Lost Among Notes

<< Newer What-if's in basic Mathematics
Older >> Polynomials are strange

Go tests and MySQL Transactions

Parallel testing

Go has good tooling for testing out of the box. To increase speed, it generally runs tests in parallel.

At work, we noticed that with our growing codebase, our test suite would sometimes have failed tests due to database deadlocks. Rerunning the failed tests would fix this, and it wasn’t happening that often anyway, so we didn’t worry too much.

Database deadlocks are not as bad as they sound, and databases have a good way of dealing with them.

But the problem started to happen more and more, so we decided to investigate. We were able to locate a single unit test that, if run in parallel with itself, would lead to deadlock. Pretty unexpected.

Now a brief aside: in a database, for data integrity, each single datum is protected against simultaneous modification by two parties (processes). Think of a bank account: if both you and your partner try to withdraw money from your joint account at the same time, the final account balance needs to make sense, with no money created or destroyed.

Databases deal with this all the time, with the help of Transactions, constructs which allow us to aggregate a collection of operations we want to perform, and ensure that either they all succeed, or they all get “rolled back”. A transaction might be: read the current balance from account A, subtract X from it, add X to account B. You clearly don’t want this process to be half-done.

Deadlocks can happen in certain cases when two parties (transactions) both want to modify two or more pieces of shared data at the same time. Again, databases can cope well, and can enforce that the data remain consistent.

Back to our tests. As mentioned, there was a test that would lead to deadlocks when run in parallel with itself. It looked something like this:

Create an Organization object, org1, with a set of images
begin database transaction:
    1. store org1 in the Database
    2. delete any images in the DB associated with org1
    3. for each image of org1, store it in the Database
end transaction
Verify org1 can be retrieved from the Database

When this test runs in parallel with itself, it means two processes each create a fake organization and store it in the Database using a transaction.

We said

Deadlocks can happen in certain cases when two parties both want to modify two or more pieces of data at the same time.
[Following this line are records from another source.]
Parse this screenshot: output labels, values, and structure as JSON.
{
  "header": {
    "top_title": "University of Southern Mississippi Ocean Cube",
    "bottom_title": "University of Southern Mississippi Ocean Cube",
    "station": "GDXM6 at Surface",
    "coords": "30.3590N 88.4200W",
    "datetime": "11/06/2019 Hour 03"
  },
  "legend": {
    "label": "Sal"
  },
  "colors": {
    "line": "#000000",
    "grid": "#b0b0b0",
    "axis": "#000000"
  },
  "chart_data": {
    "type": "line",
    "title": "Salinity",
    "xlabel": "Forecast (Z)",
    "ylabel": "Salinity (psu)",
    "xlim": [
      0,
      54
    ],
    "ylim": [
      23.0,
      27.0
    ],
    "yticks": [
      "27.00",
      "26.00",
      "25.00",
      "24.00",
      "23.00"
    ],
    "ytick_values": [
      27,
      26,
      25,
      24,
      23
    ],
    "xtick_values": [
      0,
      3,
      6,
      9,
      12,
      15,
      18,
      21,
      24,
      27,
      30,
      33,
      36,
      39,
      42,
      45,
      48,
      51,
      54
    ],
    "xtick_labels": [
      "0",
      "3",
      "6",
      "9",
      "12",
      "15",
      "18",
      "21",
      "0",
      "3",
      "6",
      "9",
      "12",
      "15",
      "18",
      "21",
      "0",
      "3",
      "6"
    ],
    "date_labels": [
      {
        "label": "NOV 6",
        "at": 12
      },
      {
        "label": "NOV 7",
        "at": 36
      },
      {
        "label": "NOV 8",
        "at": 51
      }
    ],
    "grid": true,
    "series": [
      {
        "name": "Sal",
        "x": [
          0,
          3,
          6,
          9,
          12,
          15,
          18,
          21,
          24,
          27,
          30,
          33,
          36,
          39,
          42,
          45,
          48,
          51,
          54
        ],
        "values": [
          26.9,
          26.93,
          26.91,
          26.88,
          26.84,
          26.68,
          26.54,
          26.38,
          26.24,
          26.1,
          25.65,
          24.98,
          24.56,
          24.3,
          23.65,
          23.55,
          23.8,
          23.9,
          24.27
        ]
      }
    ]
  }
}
However, in our case, each process will create a different fake organization in the database. Why were they colliding?

MySQL Transaction Isolation Levels

It turns out that the Transactions used most of the time in databases are not perfect. Perfect transactions would not be affected by any other transaction running concurrently. Perfect transactions do exist, but are very expensive to compute, so databases offer Transactions that are faster to compute, and are quite good, not perfect. In fact, databases offer several levels of Transaction Isolation with different cost–quality tradeoffs.

Our database, MySQL, uses Repeatable Read Transactions by default, unless explicitly asked for some other type. MySQL produces Transactions by locking, in comparison with PostgreSQL, which uses Optimistic Concurrency. In order to offer Repeatable Read with locks, MySQL deploys next-key locks and gap locks, when a query does not identify a single row by unique index. See the MySQL documentation.
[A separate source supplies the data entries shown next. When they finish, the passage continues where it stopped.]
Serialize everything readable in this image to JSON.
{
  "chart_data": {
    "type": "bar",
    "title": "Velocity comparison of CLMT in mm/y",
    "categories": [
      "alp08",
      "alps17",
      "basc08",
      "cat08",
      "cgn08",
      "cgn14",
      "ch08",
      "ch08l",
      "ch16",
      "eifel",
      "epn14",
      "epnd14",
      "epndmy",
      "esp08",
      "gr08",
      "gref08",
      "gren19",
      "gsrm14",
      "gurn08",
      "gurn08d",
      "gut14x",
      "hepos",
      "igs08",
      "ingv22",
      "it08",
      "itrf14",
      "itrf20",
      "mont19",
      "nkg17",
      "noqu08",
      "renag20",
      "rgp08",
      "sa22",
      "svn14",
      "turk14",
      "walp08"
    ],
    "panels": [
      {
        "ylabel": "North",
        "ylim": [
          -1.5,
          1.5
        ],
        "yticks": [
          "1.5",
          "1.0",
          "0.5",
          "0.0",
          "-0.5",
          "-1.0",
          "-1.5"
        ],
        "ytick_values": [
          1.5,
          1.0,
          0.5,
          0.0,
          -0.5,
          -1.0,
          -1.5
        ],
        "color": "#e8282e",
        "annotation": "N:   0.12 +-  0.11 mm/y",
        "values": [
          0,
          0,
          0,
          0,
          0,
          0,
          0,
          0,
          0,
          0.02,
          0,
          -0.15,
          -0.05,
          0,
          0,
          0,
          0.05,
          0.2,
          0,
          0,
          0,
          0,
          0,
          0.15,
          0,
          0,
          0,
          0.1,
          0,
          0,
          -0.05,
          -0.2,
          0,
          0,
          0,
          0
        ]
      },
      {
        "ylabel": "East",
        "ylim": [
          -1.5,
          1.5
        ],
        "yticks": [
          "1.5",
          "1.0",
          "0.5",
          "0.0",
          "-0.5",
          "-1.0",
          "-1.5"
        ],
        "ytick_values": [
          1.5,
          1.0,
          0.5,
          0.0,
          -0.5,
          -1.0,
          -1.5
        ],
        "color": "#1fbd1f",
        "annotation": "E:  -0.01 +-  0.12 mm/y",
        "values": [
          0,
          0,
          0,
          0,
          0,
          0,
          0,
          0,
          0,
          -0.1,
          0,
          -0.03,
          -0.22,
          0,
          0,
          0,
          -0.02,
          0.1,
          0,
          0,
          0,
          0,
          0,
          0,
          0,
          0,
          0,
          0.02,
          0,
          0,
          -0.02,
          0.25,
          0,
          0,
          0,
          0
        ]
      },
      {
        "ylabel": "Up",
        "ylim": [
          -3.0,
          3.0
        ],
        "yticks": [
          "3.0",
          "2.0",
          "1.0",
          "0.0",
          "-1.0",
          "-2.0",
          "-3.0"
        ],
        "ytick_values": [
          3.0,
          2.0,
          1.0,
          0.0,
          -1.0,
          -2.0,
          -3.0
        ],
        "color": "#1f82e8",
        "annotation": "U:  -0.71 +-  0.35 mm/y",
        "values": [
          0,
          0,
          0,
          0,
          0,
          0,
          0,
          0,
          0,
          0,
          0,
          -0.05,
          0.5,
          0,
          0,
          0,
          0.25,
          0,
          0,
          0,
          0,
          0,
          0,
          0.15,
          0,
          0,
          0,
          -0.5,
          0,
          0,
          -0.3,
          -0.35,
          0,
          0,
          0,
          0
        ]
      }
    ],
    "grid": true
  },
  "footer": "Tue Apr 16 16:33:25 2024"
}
In our case, in step 2 of the transaction, MySQL was putting a lock on the organization_images table, for the organization_id from the DB that we got in step 1. It was also locking adjacent rows with gap locks.
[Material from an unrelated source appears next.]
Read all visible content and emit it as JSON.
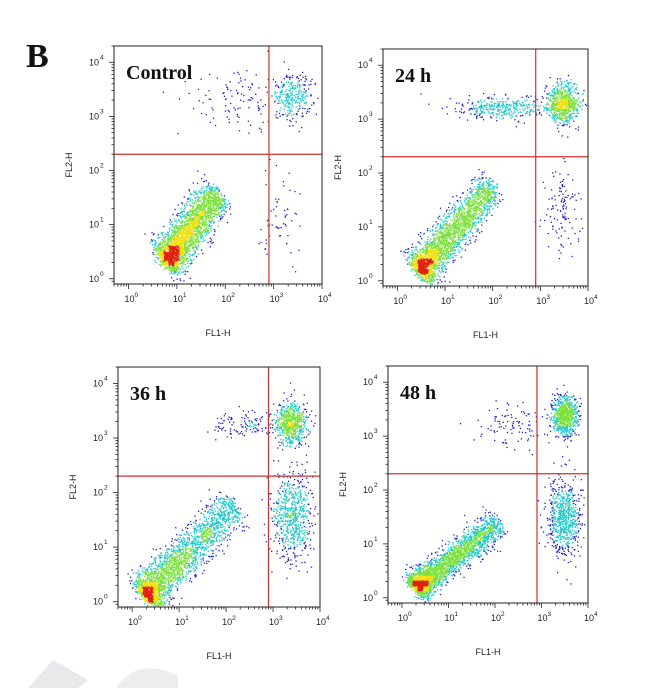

So, when two test processes, say A and B, run in parallel, in step 2, to delete rows, A puts a lock on the organization_images table, for organization_id, say 245. On Repeatable Read, this means it will hold gap locks for neighboring indexes. Process B creates organization_id 246, tries to delete the associated images in organization_images and places gap locks on neighbors. Meanwhile, process A gets to step 3, and it can’t progress because process B holds a gap lock, while B itself can’t progress because of A’s gap lock … and that is how deadlock is reached.

Databases can detect a deadlock and will reject the transaction that took the database into this state. Data will not be corrupted.

But our test suite was becoming more and more prone to deadlock failures.
We changed our test suite to use an isolation level of Read Committed that doesn’t use next-key locks, and all our issues disappeared.

NOTE: Read Committed transactions in MySQL may suffer from Phantom Rows, so while we used this level for unit tests, running code was kept at the default Repeatable Read level.

Conclusion

Having our tests run in parallel uncovered a rather involved issue with our database implementation.

And that’s a good thing. The more similar our test environment is to real life, the better. Headaches during testing are better than headaches in production.

The concept of transactions, and its practical implementation in databases, is a fascinating topic. The book Designing Data-Intensive Applications, by Martin Kleppmann is a great introduction.